According to Mr. Geithner, the donor community possesses (apart from the provision of technical assistance) two general tools with which to promote better economic policy: one negative and one positive. The negative tool is "selectivity." By this, he meant that donors often decide to select out of the pool of potential recipients those governments that are deemed to be excessively weak, corrupt or immoral. For instance, he said, it was perfectly reasonable for the international community not to assist Burma or North Korea except in the area of humanitarian relief. Such cases of exclusion, Mr. Geithner advised, are best handled multilaterally. He noted, however, that the ability of the United States to organize such multilateral coalitions is limited. Moreover, even if coalitions were successfully organized, the potential for selectivity to actually change the behavior of these governments is also limited.

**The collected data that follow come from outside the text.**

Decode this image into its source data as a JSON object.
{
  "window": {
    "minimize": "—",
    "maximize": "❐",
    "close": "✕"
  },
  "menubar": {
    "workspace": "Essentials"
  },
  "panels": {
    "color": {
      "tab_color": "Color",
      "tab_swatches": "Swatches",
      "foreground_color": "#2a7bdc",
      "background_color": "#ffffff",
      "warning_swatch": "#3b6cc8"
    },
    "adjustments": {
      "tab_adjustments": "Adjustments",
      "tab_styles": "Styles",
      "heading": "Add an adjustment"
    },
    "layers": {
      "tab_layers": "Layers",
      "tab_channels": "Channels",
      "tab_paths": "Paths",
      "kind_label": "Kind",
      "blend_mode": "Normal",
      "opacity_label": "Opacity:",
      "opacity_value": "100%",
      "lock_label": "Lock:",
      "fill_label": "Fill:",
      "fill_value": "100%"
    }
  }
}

The positive tool that Mr. Geithner identified is "conditionality"-that is, the provision of assistance only if certain policy reforms are first adopted. These reforms include what he called the "trinity" of good macroeconomic management-sound fiscal, monetary and exchange-rate policies-as well as adequate spending to address primary social needs such as education and health. Mr. Geithner said that there is a consensus within the development community concerning these preconditions of economic development.

In Mr. Geithner's view, those governmental institutions that support the private sector and the operation of the free market are equally important as preconditions of economic development. However, he noted that there is very little consensus within the donor community about these institutions. The lack of consensus is due partly to the fact that these institutions are "vague, amorphous and hard to influence from the outside" and partly to the fact that there is a large diversity among these types of institutions. Notwithstanding the absence of a consensus, he said it was legitimate for donors to insist on the existence of indigenous "governance" institutions that could prevent the theft of assistance funds, ensure budgetary transparency, secure property rights, and support a healthy financial sector (including an adequate regime for addressing insolvencies). The United States, he said, pressed such "positive conditionality" during the financial crisis in Indonesia, believing that such measures were relevant to Indonesia's long-term economic performance. But, he said, many donors viewed the U.S. effort as misguided and overly ambitious.

Mr. Geithner also said that some of the difficulty in achieving a donor consensus on these governance-related preconditions was due to the proliferation of such demands within the U.S. aid debate. As with other areas of U.S. foreign policy, he said, the erosion of the traditional center of the political spectrum has magnified the positions of the far left and far right. In his view, these extreme positions, although well-intentioned, take the issue of conditionality far afield from its central purpose of poverty reduction. He proposed that in the future the United States should restrain its tendency to use foreign assistance for messianic purposes. It should do so, he argued, because Americans themselves cannot agree on the content and method of conditionality in terms of political reform, and because the United States does not have enough moral authority or a large enough assistance budget to lead the donors toward a consensus.

In closing, Mr. Geithner stressed that apart from these problems, the United States still has a decisive role to play in moments of great opportunity, whether in regard to the use of negative selectivity to deny assistance to an outcast government or in regard to positive conditionality to support a reformist government. But to play this role successfully, he said, the United States needs humility, realism and a disciplined focus on the reduction of poverty.